On his career memorabilia: “Some TV show from Britain came over the other day. They were doing a documentary on fame, and they wanted to know where my ‘Partridge Family’ memorabilia was. I said I don’t have any. Why would I need a ‘Partridge Family’ lunchbox? I don’t carry my lunch to work. What I do have, one of my prized possessions, my girlfriend got me a Danny Partridge trading card, and another trading card of mine from 40 years later when I was in TNA [wrestling promotion Total Nonstop Action]. Now that is a career. It’s not an Academy Award, but just the fact that you made a trading card once is a big deal. That you did it again in totally another profession — those are the only pictures of me performing that are in my house. I was really proud of that. You made baseball trading cards twice, with two different occupations, neither of which you’re very good at.”
On returning to Philadelphia: “Coming back home, show business-wise, has completely outdone Hollywood. The coolest things that have ever happened to me in show business have happened in Philly.”
On bouncing back: “The bad things didn’t happen to me … I did them, and the ramifications were difficult. Nobody forced anything down my throat or up my nose. I did them. So I thought, let’s not try to lie about this, just admit it and try to get better. Anything there is to bounce back from, I can do it, because most people don’t know how far you can fall until you have to bounce back. I’ve been down as far as you can go, and I had the best bounce back ever, because I bounced back home. I like the life I have very much. I like my job, I like my girlfriend, I love my house.”

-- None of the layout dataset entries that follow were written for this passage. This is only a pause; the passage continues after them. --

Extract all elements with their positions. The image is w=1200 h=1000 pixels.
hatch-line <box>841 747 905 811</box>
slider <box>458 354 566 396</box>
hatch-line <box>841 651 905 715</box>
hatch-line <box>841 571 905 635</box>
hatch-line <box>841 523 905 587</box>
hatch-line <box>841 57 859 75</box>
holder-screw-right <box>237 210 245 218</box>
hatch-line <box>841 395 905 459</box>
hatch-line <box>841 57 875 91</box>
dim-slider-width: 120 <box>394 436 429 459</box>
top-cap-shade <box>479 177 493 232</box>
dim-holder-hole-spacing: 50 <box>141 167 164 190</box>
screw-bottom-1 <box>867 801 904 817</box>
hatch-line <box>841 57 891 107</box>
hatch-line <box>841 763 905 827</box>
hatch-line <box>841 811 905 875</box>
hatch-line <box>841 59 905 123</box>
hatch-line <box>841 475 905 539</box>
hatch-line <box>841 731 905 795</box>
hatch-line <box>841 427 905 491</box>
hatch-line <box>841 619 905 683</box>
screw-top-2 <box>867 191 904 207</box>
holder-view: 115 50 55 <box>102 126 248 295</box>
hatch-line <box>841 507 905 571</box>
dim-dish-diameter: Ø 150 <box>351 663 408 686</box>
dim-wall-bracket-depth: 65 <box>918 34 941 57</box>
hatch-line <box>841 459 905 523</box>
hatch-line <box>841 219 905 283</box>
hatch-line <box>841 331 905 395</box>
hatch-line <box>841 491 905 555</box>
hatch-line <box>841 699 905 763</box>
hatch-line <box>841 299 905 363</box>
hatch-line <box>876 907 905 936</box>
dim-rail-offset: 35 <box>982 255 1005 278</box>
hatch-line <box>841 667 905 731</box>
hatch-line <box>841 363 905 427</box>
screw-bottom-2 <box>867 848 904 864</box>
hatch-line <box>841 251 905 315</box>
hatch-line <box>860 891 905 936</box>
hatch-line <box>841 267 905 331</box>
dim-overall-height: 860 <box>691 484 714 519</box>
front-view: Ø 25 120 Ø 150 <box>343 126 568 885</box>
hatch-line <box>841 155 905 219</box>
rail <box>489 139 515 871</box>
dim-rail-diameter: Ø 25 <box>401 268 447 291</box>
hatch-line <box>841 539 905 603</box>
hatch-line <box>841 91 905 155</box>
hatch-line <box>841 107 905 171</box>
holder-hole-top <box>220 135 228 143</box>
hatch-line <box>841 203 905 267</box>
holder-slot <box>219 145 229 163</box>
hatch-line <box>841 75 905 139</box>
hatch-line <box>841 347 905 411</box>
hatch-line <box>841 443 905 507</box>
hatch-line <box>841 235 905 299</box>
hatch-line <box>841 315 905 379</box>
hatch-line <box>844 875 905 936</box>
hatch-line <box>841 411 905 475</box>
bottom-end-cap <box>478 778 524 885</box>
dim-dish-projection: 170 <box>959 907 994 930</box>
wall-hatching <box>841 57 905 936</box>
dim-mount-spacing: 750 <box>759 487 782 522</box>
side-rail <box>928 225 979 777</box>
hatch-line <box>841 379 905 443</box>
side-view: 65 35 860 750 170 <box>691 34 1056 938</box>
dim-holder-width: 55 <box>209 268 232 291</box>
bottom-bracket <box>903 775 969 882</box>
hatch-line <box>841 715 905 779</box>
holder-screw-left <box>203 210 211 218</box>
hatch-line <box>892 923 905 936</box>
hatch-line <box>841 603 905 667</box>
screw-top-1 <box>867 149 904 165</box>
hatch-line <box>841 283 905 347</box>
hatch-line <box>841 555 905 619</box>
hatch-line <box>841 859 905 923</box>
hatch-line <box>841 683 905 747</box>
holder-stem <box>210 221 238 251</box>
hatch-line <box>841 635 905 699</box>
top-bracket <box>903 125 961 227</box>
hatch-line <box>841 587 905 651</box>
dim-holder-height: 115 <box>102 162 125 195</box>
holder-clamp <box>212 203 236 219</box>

On his radio show and his future: “There’s a ton more to conquer, but unless you’re Ryan Seacrest, you never quit radio for TV. After ‘Partridge Family,’ I didn’t work again for 14 years until I got into radio. Radio is the pinnacle of my career. I do more TV appearances now than I did in L.A. I can go down to 17th Street and do CNN, Fox News … I do the reality show ‘World’s Dumbest,’ I take the train into New York and do a monthload of episodes in a day. I was just in New York pitching a couple shows there. But these are the things that have to wrap around the radio show. Nothing can make my bosses fear, ‘He’s leaving us for TV.’ If you put all my TV successes together, I could not have lived on it up to this moment. I haven’t been that successful. The radio is the base.”
On the staying power of “The Partridge Family”: “I was surprised at 20 years [that it was still popular], and I was surprised at 25 years. At 30 years I stopped being surprised. It was just going to be one of those shows. There are seminal shows. ‘Leave It To Beaver,’ even though it was really before my time even, you say it and I get pictures in my head. ‘The Partridge Family’ is always going to be one of those shows.”
On his legacy: “There are two things I’m pretty sure are going to be in my obituary — ‘Hollywood Bad Boy’ — which I totally don’t deserve. I was a ‘Hollywood Idiot’ on two occasions, which were kind of overblown, though one was pretty stupid — and ‘The Partridge Family.’ I couldn’t be more proud to have been in ‘The Partridge Family.’ And I wouldn’t have any of this stuff we’ve been talking about. I didn’t get a job on a radio station because I walked in. They saw me on the street and said, ‘You’re the guy from ‘The Partridge Family.’ Why don’t you come in and we’ll interview you.’ When I left, they’re like, ‘You were really funny, want a job?’ I wouldn’t have any of this without ‘The Partridge Family.